Histoire d’une photo – Laguna Colorada

Fév
21

7573-voyage-bolivie-Lamas-Laguna-Colorada-panorama-sentucqEn 2004, je tente avec ma compagne une traversée à pied et en stop du Sud Lipez en évitant les agences de tourisme. La perspective de passer des journées tassés dans un 4×4 inconfortable qui n’autorise que des pauses photo express ne nous enthousiasme guère. Mais tout est fait pour que l’on ne puisse y échapper. Chiche !
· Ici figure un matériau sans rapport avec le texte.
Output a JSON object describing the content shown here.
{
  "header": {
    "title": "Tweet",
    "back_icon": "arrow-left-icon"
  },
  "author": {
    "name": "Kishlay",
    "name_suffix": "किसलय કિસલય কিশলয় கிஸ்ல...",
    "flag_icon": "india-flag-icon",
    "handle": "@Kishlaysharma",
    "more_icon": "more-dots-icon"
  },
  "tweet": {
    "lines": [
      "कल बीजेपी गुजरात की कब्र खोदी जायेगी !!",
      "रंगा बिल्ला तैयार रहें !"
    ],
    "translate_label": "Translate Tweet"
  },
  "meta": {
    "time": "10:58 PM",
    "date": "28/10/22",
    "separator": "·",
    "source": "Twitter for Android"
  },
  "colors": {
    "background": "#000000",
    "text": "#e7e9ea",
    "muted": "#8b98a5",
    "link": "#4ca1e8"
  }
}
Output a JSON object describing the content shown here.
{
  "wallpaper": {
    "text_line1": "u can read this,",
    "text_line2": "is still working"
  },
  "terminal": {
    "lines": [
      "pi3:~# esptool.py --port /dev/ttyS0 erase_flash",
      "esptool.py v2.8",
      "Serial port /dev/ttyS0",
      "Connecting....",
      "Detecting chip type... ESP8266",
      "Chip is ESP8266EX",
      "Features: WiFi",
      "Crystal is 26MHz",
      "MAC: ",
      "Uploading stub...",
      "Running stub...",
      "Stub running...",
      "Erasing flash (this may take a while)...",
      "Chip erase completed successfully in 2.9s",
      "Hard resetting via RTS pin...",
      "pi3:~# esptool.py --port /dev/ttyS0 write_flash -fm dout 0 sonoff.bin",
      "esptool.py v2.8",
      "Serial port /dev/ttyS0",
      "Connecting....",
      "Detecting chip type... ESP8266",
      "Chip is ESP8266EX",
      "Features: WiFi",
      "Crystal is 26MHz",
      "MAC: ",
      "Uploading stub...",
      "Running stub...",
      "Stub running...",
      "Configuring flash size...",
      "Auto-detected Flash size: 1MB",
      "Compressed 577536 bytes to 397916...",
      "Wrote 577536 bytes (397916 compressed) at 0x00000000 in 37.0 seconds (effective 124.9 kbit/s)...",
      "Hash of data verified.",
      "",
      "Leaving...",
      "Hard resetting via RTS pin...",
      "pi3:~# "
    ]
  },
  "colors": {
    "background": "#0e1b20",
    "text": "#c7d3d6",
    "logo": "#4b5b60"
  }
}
Cette région dont l’altitude moyenne se situe vers les 4.300 m est l’une des plus arides de la planète. Nous commençons par une période de quelques jours d’acclimatation à la haute altitude dans les pourtours du désert d’Atacama. A notre arrivée à la Laguna Verde, tout près de la frontière Chili-Bolivie, une grève générale débute et plus aucun véhicule n’a le droit de circuler… Il est très difficile de savoir si l’on peut s’approvisionner en eau sur la première partie du parcours, aussi nous renonçons à l’idée de partir à pied.

Nous restons bloqués là, et passons 3 nuits sous notre tente, à – 20°C, avant d’être enfin pris en stop par les membres d’une délégation syndicale. Ceux-ci nous conduisent à l’usine la plus haute du monde, Apacheta, à 5.030 mètres d’altitude. Sur les flanc d’un volcan semi-actif, celle-ci extrait de l’acide borique et utilise le potentiel de nombreuses sources géothermiques (l’eau y sort à 88°C). Ambiance irréelle et moment de vie partagé avec ces ouvriers de l’extrême.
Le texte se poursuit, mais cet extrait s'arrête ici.